ACC (Adaptive Cruise Control) -systems are able to influence the vehicle speed, based on radar or laser measurements of the traffic ahead. Its proper function requires the angular alignment of the radar or laser sensors within small tolerances. During calibration, the sensor of each vehicle is aligned in azimuth und elevation along the driving direction of the vehicle.
The driving direction is either ascertained by fixating the vehicle on a VisiCon centraliser, or measured with a VisiCon dPP 3D-Sensor at each wheel position.
"Viewing"-Direction of ACC-Sensors
The method of aligning the optical axis ("viewing"-direction) of an ACC-sensor to the driving direction depends on the ACC-sensor type. Some types are aligned actively by the ACC control unit. For calibration, a mirror is placed in front of the ACC sensor. The orientation of the mirror needs to be known accurately. Some sensor types require the mirror to be tilted horizontally and vertically in defined steps during the calibration.
The "viewing"-direction of the ACC-sensor may be defined by means of a retro-reflector. In order to allow an accurate calibration, this reflecting unit needs to be positioned as far away from the vehicle as possible (> 6 m).
VisiCon has developed a solution, that employs a movable pillar that is placed in front of the sensor during calibration. The effective distance to the vehicle is more than doubled by means of a 90 degree-mirror, so that the overall space requirement does not exceed the size of a regular headlamp aiming machine.

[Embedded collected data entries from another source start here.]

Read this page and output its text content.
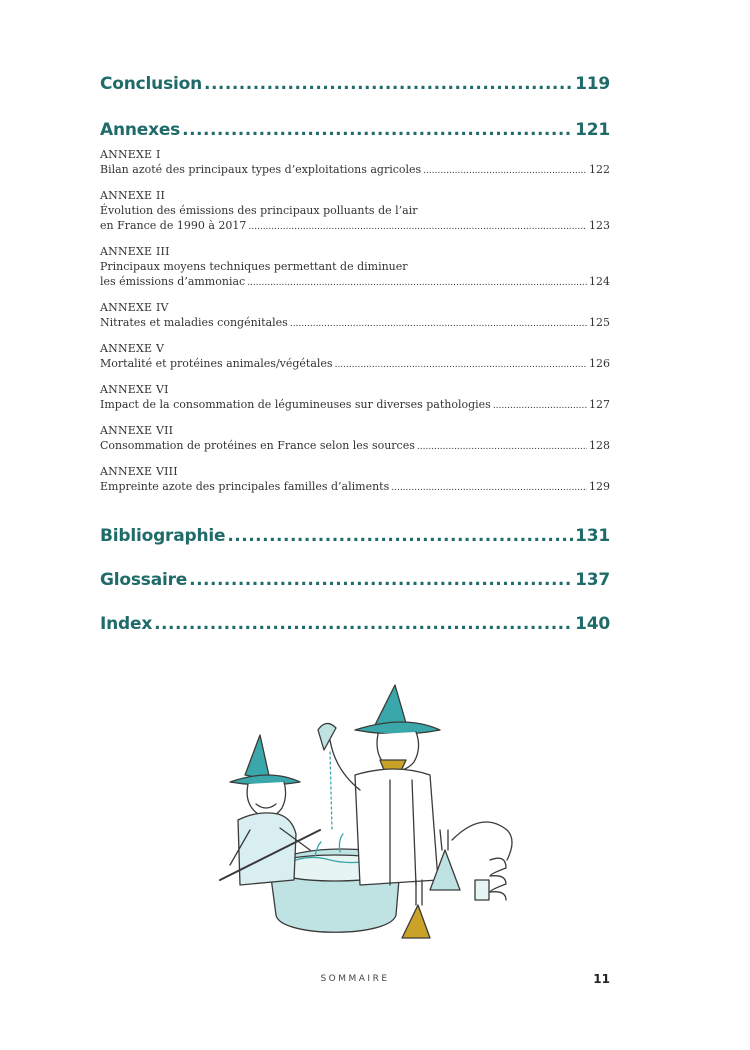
Conclusion .....	119
Annexes .....	121
ANNEXE I
Bilan azoté des principaux types d’exploitations agricoles .....	122
ANNEXE II
Évolution des émissions des principaux polluants de l’air
en France de 1990 à 2017 .....	123
ANNEXE III
Principaux moyens techniques permettant de diminuer
les émissions d’ammoniac .....	124
ANNEXE IV
Nitrates et maladies congénitales .....	125
ANNEXE V
Mortalité et protéines animales/végétales .....	126
ANNEXE VI
Impact de la consommation de légumineuses sur diverses pathologies .....	127
ANNEXE VII
Consommation de protéines en France selon les sources .....	128
ANNEXE VIII
Empreinte azote des principales familles d’aliments .....	129
Bibliographie .....	131
Glossaire .....	137
Index .....	140
SOMMAIRE	11
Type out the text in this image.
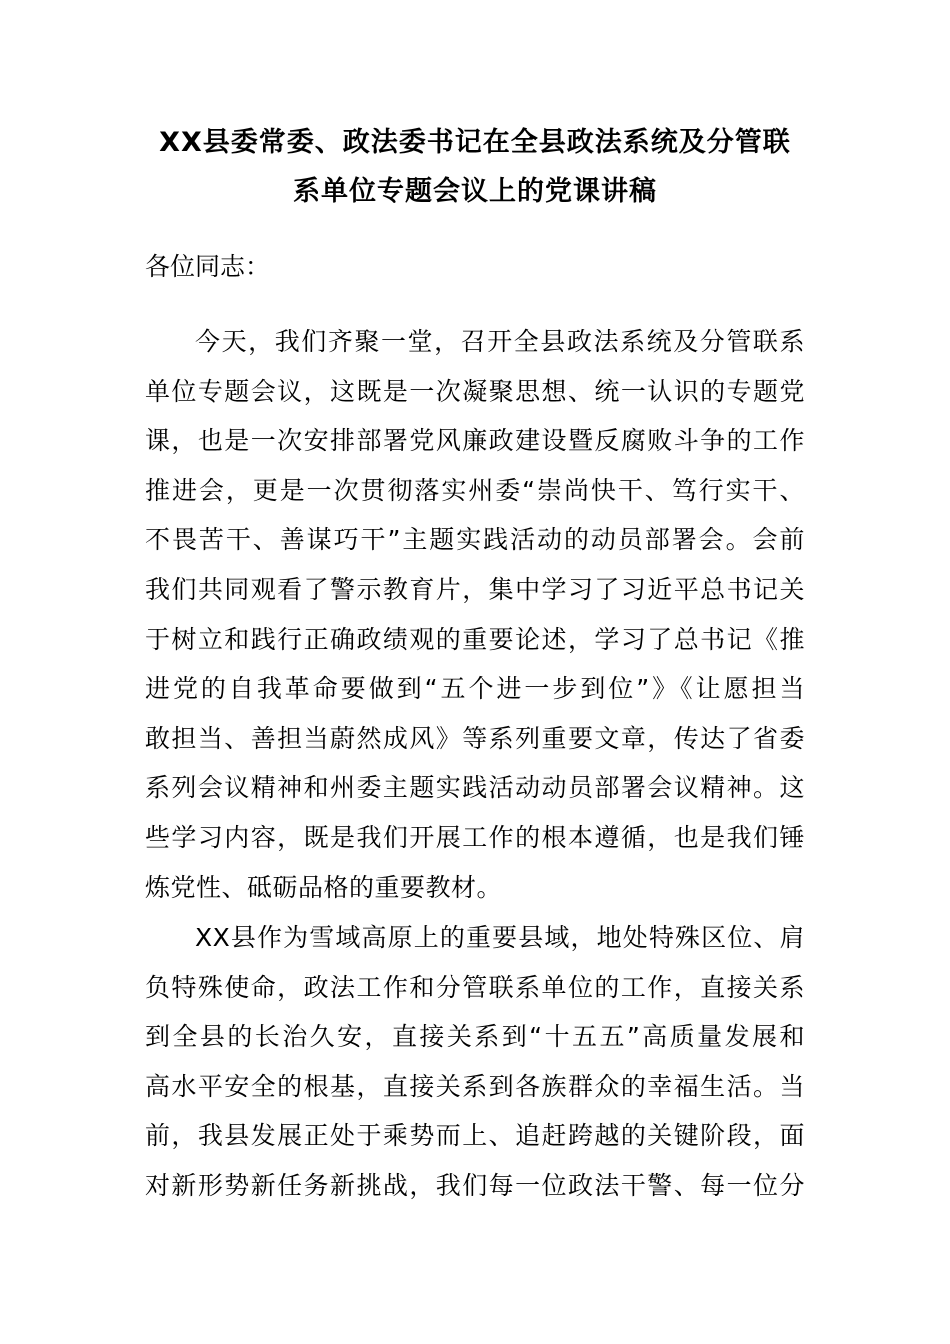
XX县委常委、政法委书记在全县政法系统及分管联
系单位专题会议上的党课讲稿
各位同志：
今天，我们齐聚一堂，召开全县政法系统及分管联系
单位专题会议，这既是一次凝聚思想、统一认识的专题党
课，也是一次安排部署党风廉政建设暨反腐败斗争的工作
推进会，更是一次贯彻落实州委“崇尚快干、笃行实干、
不畏苦干、善谋巧干”主题实践活动的动员部署会。会前
我们共同观看了警示教育片，集中学习了习近平总书记关
于树立和践行正确政绩观的重要论述，学习了总书记《推
进党的自我革命要做到“五个进一步到位”》《让愿担当
敢担当、善担当蔚然成风》等系列重要文章，传达了省委
系列会议精神和州委主题实践活动动员部署会议精神。这
些学习内容，既是我们开展工作的根本遵循，也是我们锤
炼党性、砥砺品格的重要教材。
XX县作为雪域高原上的重要县域，地处特殊区位、肩
负特殊使命，政法工作和分管联系单位的工作，直接关系
到全县的长治久安，直接关系到“十五五”高质量发展和
高水平安全的根基，直接关系到各族群众的幸福生活。当
前，我县发展正处于乘势而上、追赶跨越的关键阶段，面
对新形势新任务新挑战，我们每一位政法干警、每一位分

Some ACC types feature a reference surface (mirror) beside the radar sensor, that defines the "viewing"-direction of the sensor.
With an integrated light source, that is precisely aligned within a light collecting box, the reference surface is illuminated. The angle of the reflected light beam is measured with the light collecting box (for example of a headlamp aiming machine), and is transferred to the control unit of the ACC sensor during the calibration process.
VisiCon offers calibration units for infrared-based ACC systems. With our light collecting boxes, the optical axis of ACC sensors, that operate with IR-laser light, is measured and reported to the ECU of the ACC sensor.